Last night was a big night.  I celebrated my daughter’s fourteenth birthday and went to orchestra rehearsal.  I was feeling doing fine when I picked up my daughter from her horn lessons.  I’d heard that she was a little glum.  Her friends didn’t really do anything for her, and they usually do.  I wanted to cheer her up.  We talked about it on the drive home.  Then both my brothers called her back to back to wish her happy birthday.  She was doing pretty good by the time we got home and got ready to go out for a special Mexican dinner with family.

By the time we got to the restaurant I was struggling.  My stomach began to ache.  I began chewing my lip.  I lost my appetite.   I struggled to maintain a conversation with my crazy aunt at the end of the table.  I got really anxious about getting to rehearsal while still leaving enough time to sing happy birthday to my little girl.  I knew I was going to have to leave early.
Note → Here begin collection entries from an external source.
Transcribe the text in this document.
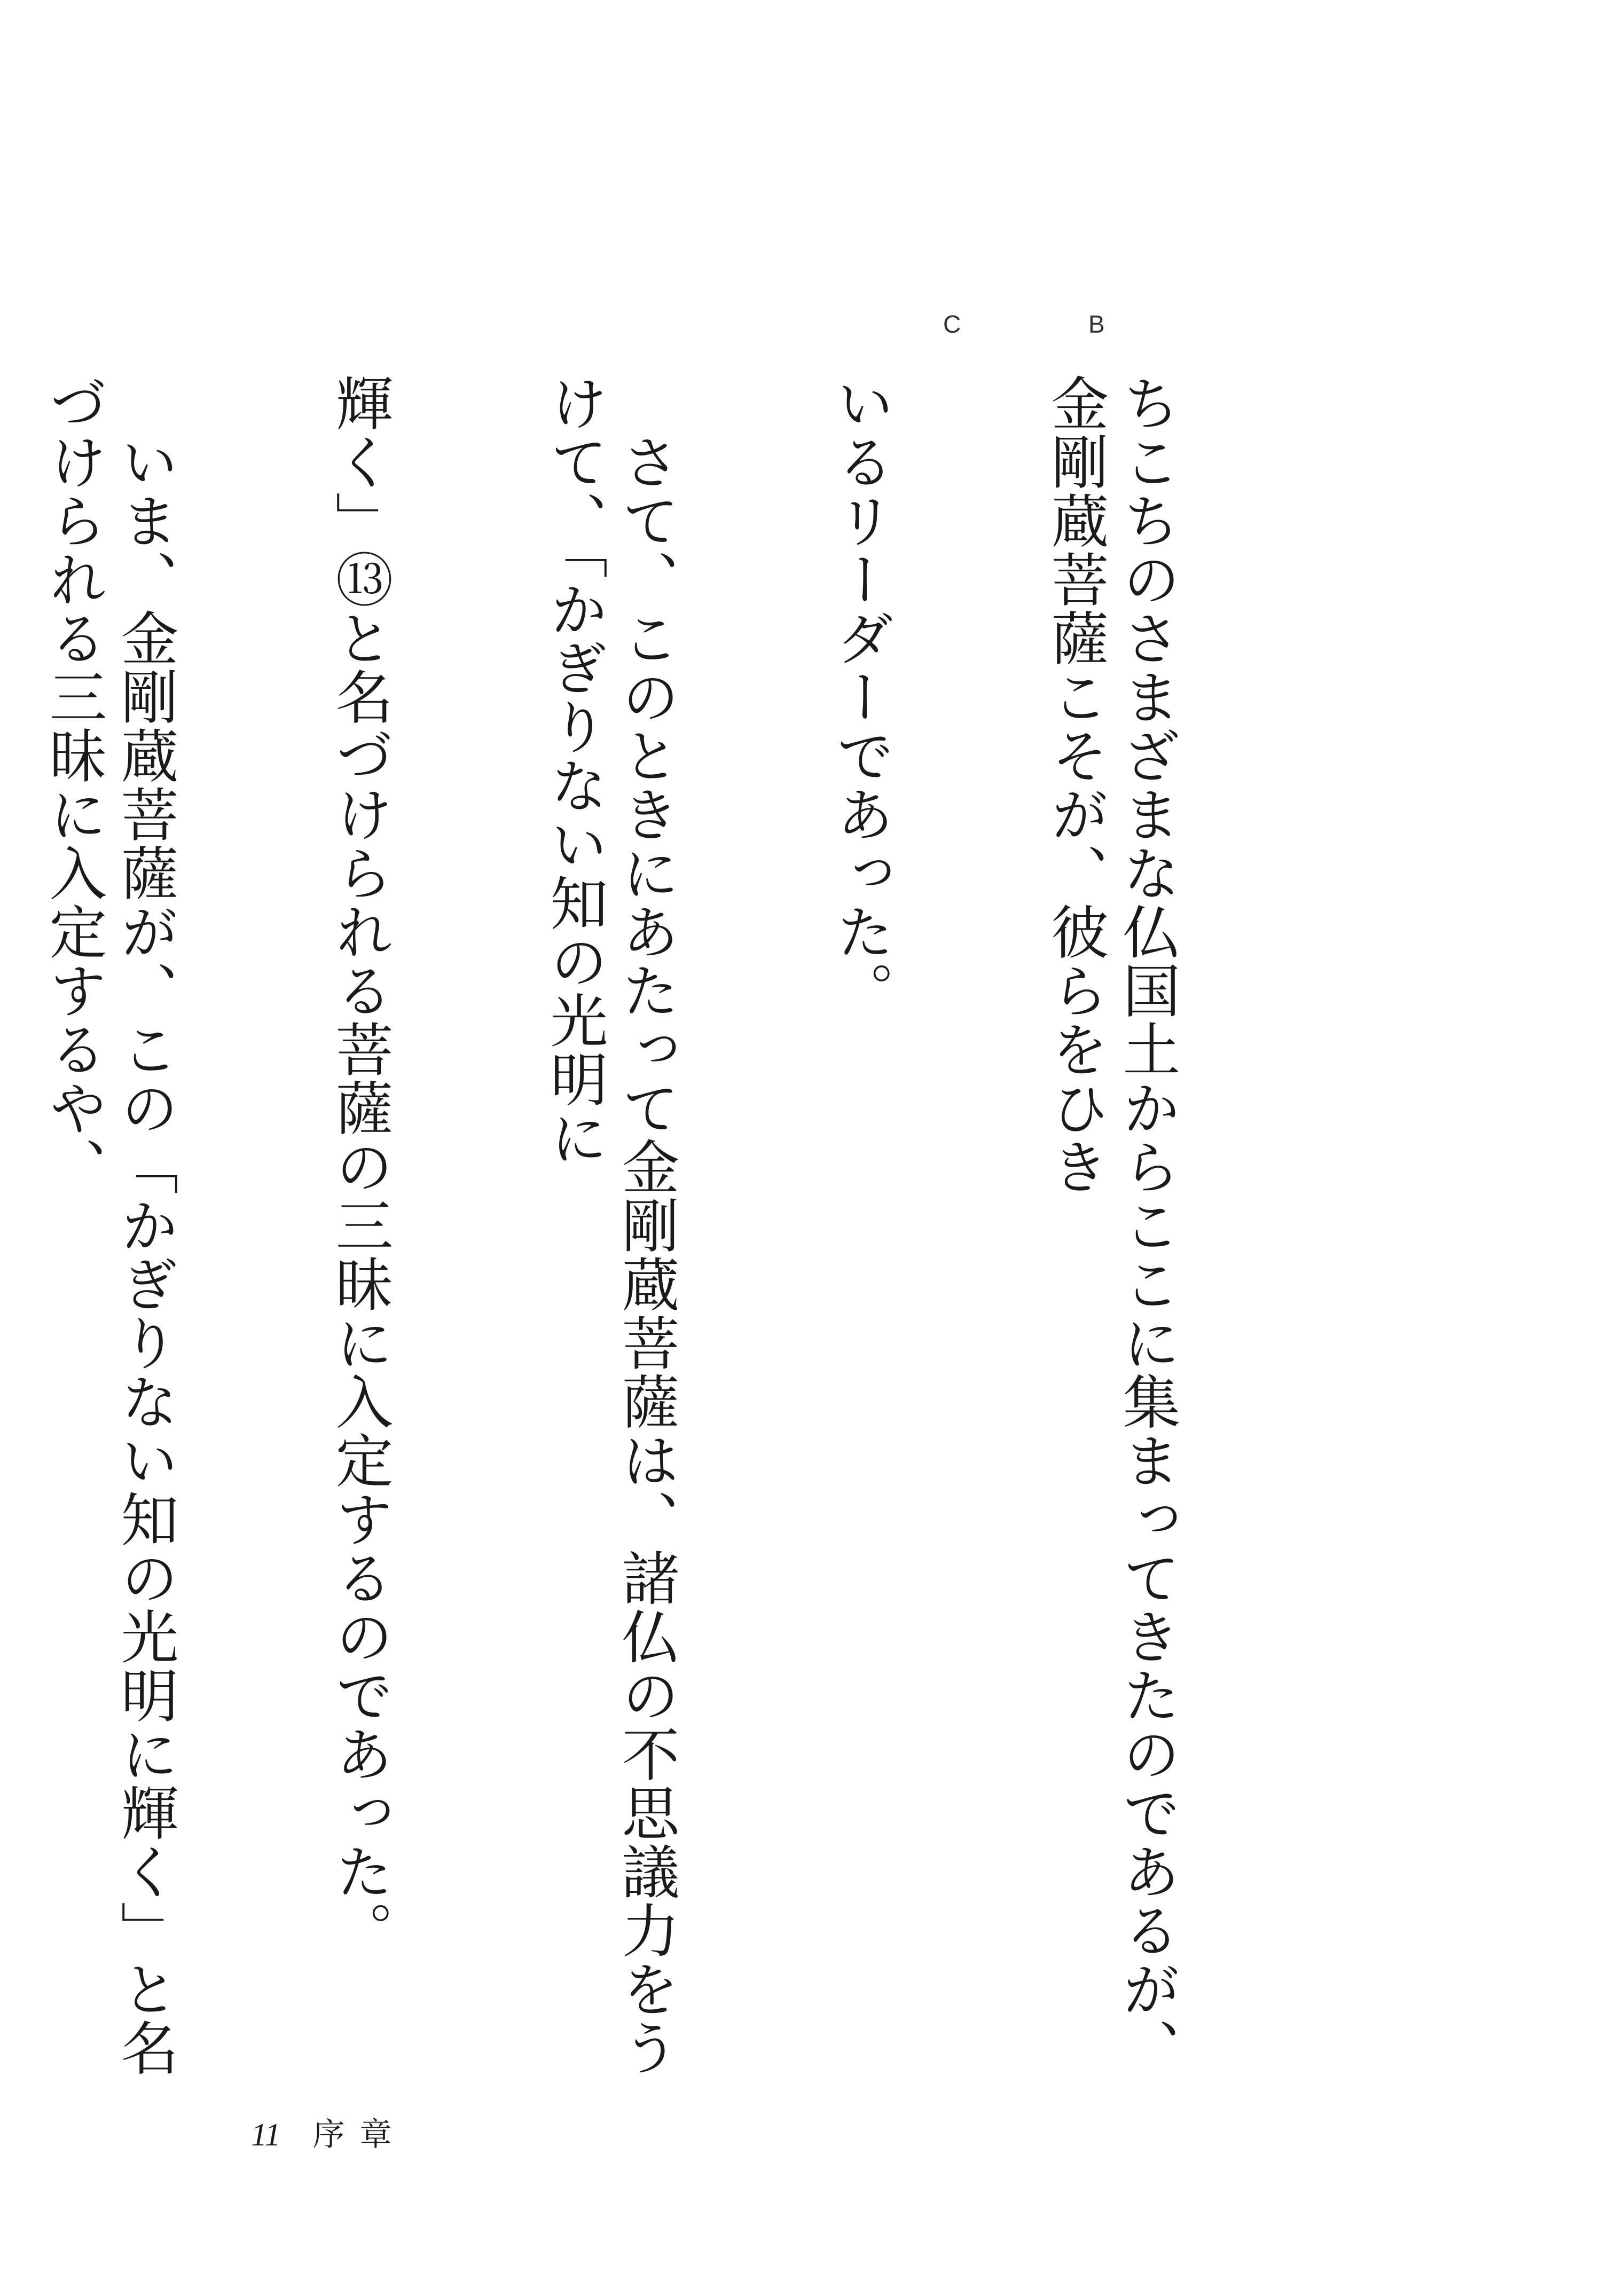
B
C

ちこちのさまざまな仏国土からここに集まってきたのであるが、金剛蔵菩薩こそが、彼らをひき

いるリーダーであった。

　さて、このときにあたって金剛蔵菩薩は、諸仏の不思議力をうけて、「かぎりない知の光明に

輝く」⑬と名づけられる菩薩の三昧に入定するのであった。

　いま、金剛蔵菩薩が、この「かぎりない知の光明に輝く」と名づけられる三昧に入定するや、

11 序章
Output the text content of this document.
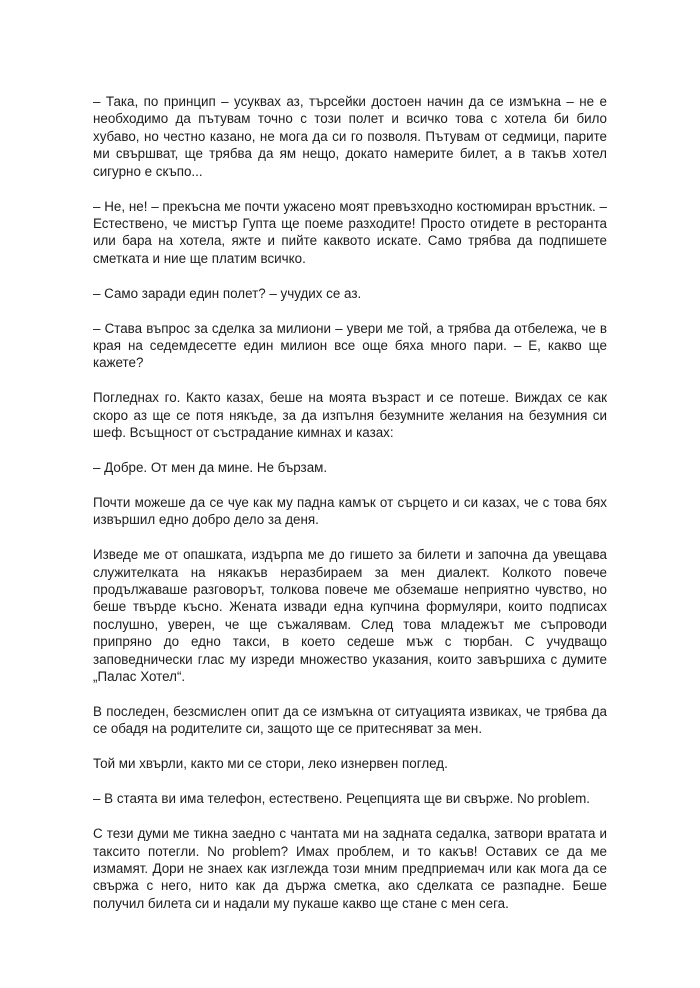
– Така, по принцип – усуквах аз, търсейки достоен начин да се измъкна – не е необходимо да пътувам точно с този полет и всичко това с хотела би било хубаво, но честно казано, не мога да си го позволя. Пътувам от седмици, парите ми свършват, ще трябва да ям нещо, докато намерите билет, а в такъв хотел сигурно е скъпо...

– Не, не! – прекъсна ме почти ужасено моят превъзходно костюмиран връстник. – Естествено, че мистър Гупта ще поеме разходите! Просто отидете в ресторанта или бара на хотела, яжте и пийте каквото искате. Само трябва да подпишете сметката и ние ще платим всичко.

– Само заради един полет? – учудих се аз.

– Става въпрос за сделка за милиони – увери ме той, а трябва да отбележа, че в края на седемдесетте един милион все още бяха много пари. – Е, какво ще кажете?

Погледнах го. Както казах, беше на моята възраст и се потеше. Виждах се как скоро аз ще се потя някъде, за да изпълня безумните желания на безумния си шеф. Всъщност от състрадание кимнах и казах:

– Добре. От мен да мине. Не бързам.

Почти можеше да се чуе как му падна камък от сърцето и си казах, че с това бях извършил едно добро дело за деня.

Изведе ме от опашката, издърпа ме до гишето за билети и започна да увещава служителката на някакъв неразбираем за мен диалект. Колкото повече продължаваше разговорът, толкова повече ме обземаше неприятно чувство, но беше твърде късно. Жената извади една купчина формуляри, които подписах послушно, уверен, че ще съжалявам. След това младежът ме съпроводи припряно до едно такси, в което седеше мъж с тюрбан. С учудващо заповеднически глас му изреди множество указания, които завършиха с думите „Палас Хотел“.

В последен, безсмислен опит да се измъкна от ситуацията извиках, че трябва да се обадя на родителите си, защото ще се притесняват за мен.

Той ми хвърли, както ми се стори, леко изнервен поглед.

– В стаята ви има телефон, естествено. Рецепцията ще ви свърже. No problem.

С тези думи ме тикна заедно с чантата ми на задната седалка, затвори вратата и таксито потегли. No problem? Имах проблем, и то какъв! Оставих се да ме измамят. Дори не знаех как изглежда този мним предприемач или как мога да се свържа с него, нито как да държа сметка, ако сделката се разпадне. Беше получил билета си и надали му пукаше какво ще стане с мен сега.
I had to park several blocks away and walk in the cold with my tuba case.  I was nine minutes late.  They were already on the second movement of Rimsky-Korsakov’s 2nd sympony.  My anxiety level was rising.  My ears were red.  Here I was, doing what I love the most, but I was battling terrible feelings.  I was fine as long as I was playing, but during the rests when I was counting off the measures, my head would get hot and my stomach would churn.

When the rehearsal was over, and I was driving home, I reflected on the last 3 hours, the birthday dinner, the rehearsal, and I just felt like I needed scream.  I shouted,

“THIS ANXIETY IS ALL IN MY HEAD!”

“THIS WAS A FUCKING GOOD NIGHT! I SHOULD FEEL GOOD!”

“I  CAN SHAKE THIS!”

“I RELEASE THIS ANXIETY!”

“I RELEASE THIS ANXIETY!”

“AHHHHHHHHHHHHHHHHHHHHHHHHH!”

And you know what?  I didn’t feel so bad after that.  I laughed a little bit, and came home in relatively cheery mood.  The anxiety wasn’t gone, but my smile was back.